Canadian Study Reveals Antidepressant Use In Pregnancy Leads to Birth Defects

In January, researchers from the Université de Montréal released their findings from a study on the connection between antidepressant use in pregnancy and the risk of birth defects. The study examined 18,487 pregnant women with a diagnosis of depression, taken from a database of 289,688 recorded pregnancies between the years 1998 to 2009. 20% of the 18,487 women who identified themselves as depressed took antidepressants during the first trimester of pregnancy. The finding? Women who took antidepressants have an increased risk of delivering a baby with a birth defect.

The study found that use of antidepressants during the first trimester increases the risk of birth defects from 3 to 5% in women who did not take the drugs, to 6 to 10%. The study also examined the types of defects associated with specific antidepressants. The study found that Celexa was associated with a higher risk of major defects and Paxil with heart defects.

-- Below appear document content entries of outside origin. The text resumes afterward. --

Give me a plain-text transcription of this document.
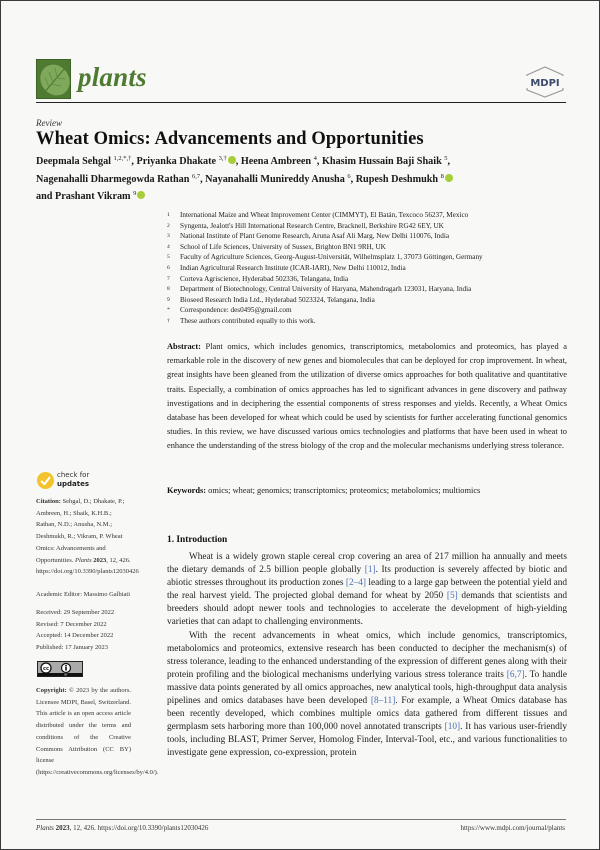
plants	MDPI
Review
Wheat Omics: Advancements and Opportunities
Deepmala Sehgal $^{1,2,*,\dagger}$, Priyanka Dhakate $^{3,\dagger}$ , Heena Ambreen $^4$, Khasim Hussain Baji Shaik $^5$,
Nagenahalli Dharmegowda Rathan $^{6,7}$, Nayanahalli Munireddy Anusha $^6$, Rupesh Deshmukh $^8$
and Prashant Vikram $^9$
1	International Maize and Wheat Improvement Center (CIMMYT), El Batán, Texcoco 56237, Mexico
2	Syngenta, Jealott's Hill International Research Centre, Bracknell, Berkshire RG42 6EY, UK
3	National Institute of Plant Genome Research, Aruna Asaf Ali Marg, New Delhi 110076, India
4	School of Life Sciences, University of Sussex, Brighton BN1 9RH, UK
5	Faculty of Agriculture Sciences, Georg-August-Universität, Wilhelmsplatz 1, 37073 Göttingen, Germany
6	Indian Agricultural Research Institute (ICAR-IARI), New Delhi 110012, India
7	Corteva Agriscience, Hyderabad 502336, Telangana, India
8	Department of Biotechnology, Central University of Haryana, Mahendragarh 123031, Haryana, India
9	Bioseed Research India Ltd., Hyderabad 5023324, Telangana, India
*	Correspondence: des0495@gmail.com
†	These authors contributed equally to this work.
Abstract: Plant omics, which includes genomics, transcriptomics, metabolomics and proteomics, has played a remarkable role in the discovery of new genes and biomolecules that can be deployed for crop improvement. In wheat, great insights have been gleaned from the utilization of diverse omics approaches for both qualitative and quantitative traits. Especially, a combination of omics approaches has led to significant advances in gene discovery and pathway investigations and in deciphering the essential components of stress responses and yields. Recently, a Wheat Omics database has been developed for wheat which could be used by scientists for further accelerating functional genomics studies. In this review, we have discussed various omics technologies and platforms that have been used in wheat to enhance the understanding of the stress biology of the crop and the molecular mechanisms underlying stress tolerance.
Keywords: omics; wheat; genomics; transcriptomics; proteomics; metabolomics; multiomics
check for
updates
Citation: Sehgal, D.; Dhakate, P.; Ambreen, H.; Shaik, K.H.B.; Rathan, N.D.; Anusha, N.M.; Deshmukh, R.; Vikram, P. Wheat Omics: Advancements and Opportunities. Plants 2023, 12, 426. https://doi.org/10.3390/plants12030426
Academic Editor: Massimo Galbiati
Received: 29 September 2022
Revised: 7 December 2022
Accepted: 14 December 2022
Published: 17 January 2023
cc
BY
Copyright: © 2023 by the authors. Licensee MDPI, Basel, Switzerland. This article is an open access article distributed under the terms and conditions of the Creative Commons Attribution (CC BY) license (https://creativecommons.org/licenses/by/4.0/).
1. Introduction

Wheat is a widely grown staple cereal crop covering an area of 217 million ha annually and meets the dietary demands of 2.5 billion people globally [1]. Its production is severely affected by biotic and abiotic stresses throughout its production zones [2–4] leading to a large gap between the potential yield and the real harvest yield. The projected global demand for wheat by 2050 [5] demands that scientists and breeders should adopt newer tools and technologies to accelerate the development of high-yielding varieties that can adapt to challenging environments.

With the recent advancements in wheat omics, which include genomics, transcriptomics, metabolomics and proteomics, extensive research has been conducted to decipher the mechanism(s) of stress tolerance, leading to the enhanced understanding of the expression of different genes along with their protein profiling and the biological mechanisms underlying various stress tolerance traits [6,7]. To handle massive data points generated by all omics approaches, new analytical tools, high-throughput data analysis pipelines and omics databases have been developed [8–11]. For example, a Wheat Omics database has been recently developed, which combines multiple omics data gathered from different tissues and germplasm sets harboring more than 100,000 novel annotated transcripts [10]. It has various user-friendly tools, including BLAST, Primer Server, Homolog Finder, Interval-Tool, etc., and various functionalities to investigate gene expression, co-expression, protein

Plants 2023, 12, 426. https://doi.org/10.3390/plants12030426	https://www.mdpi.com/journal/plants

Medication Safety Guidelines During Pregnancy
In the United States, the Food and Drug Administration is responsible for a pregnancy safety grading system of over the counter and prescription medications. The categories are distinguished by the letters A, B, C, D, and X.  Drugs classified as category A are considered safe for use during pregnancy and category X drugs are strictly off limits, with studies showing that these drugs have caused serious fetal abnormalities in rats.

What’s important to note about these categories is that most antidepressants are labeled as category C, which says that risk to a fetus cannot be ruled out and that laboratory studies on rats have shown these medications to cause birth defects. Despite this rating, many doctors are still prescribing these medications, also known as selective serotonin reuptake inhibitors (or SSRIs) to pregnant patients. When prescribing medications for depression to pregnant patients, the standard of care indicates that the benefit of the medication to the patient must outweigh the risk.  The study points out that the majority of cases of depression found in pregnant women are diagnosed as mild to moderate and antidepressants currently on the market do not show much benefit to those with such a diagnosis.

Weigh Options Carefully
The bottom line of the study is that no SSRI has been found completely safe for use during pregnancy. As the study noted, doctors should examine the benefit vs. the risk to the fetus and discuss your options with you. Options outside of medicine exist and the choice to pursue alternative treatment should be carefully considered by both the patient and treating physician.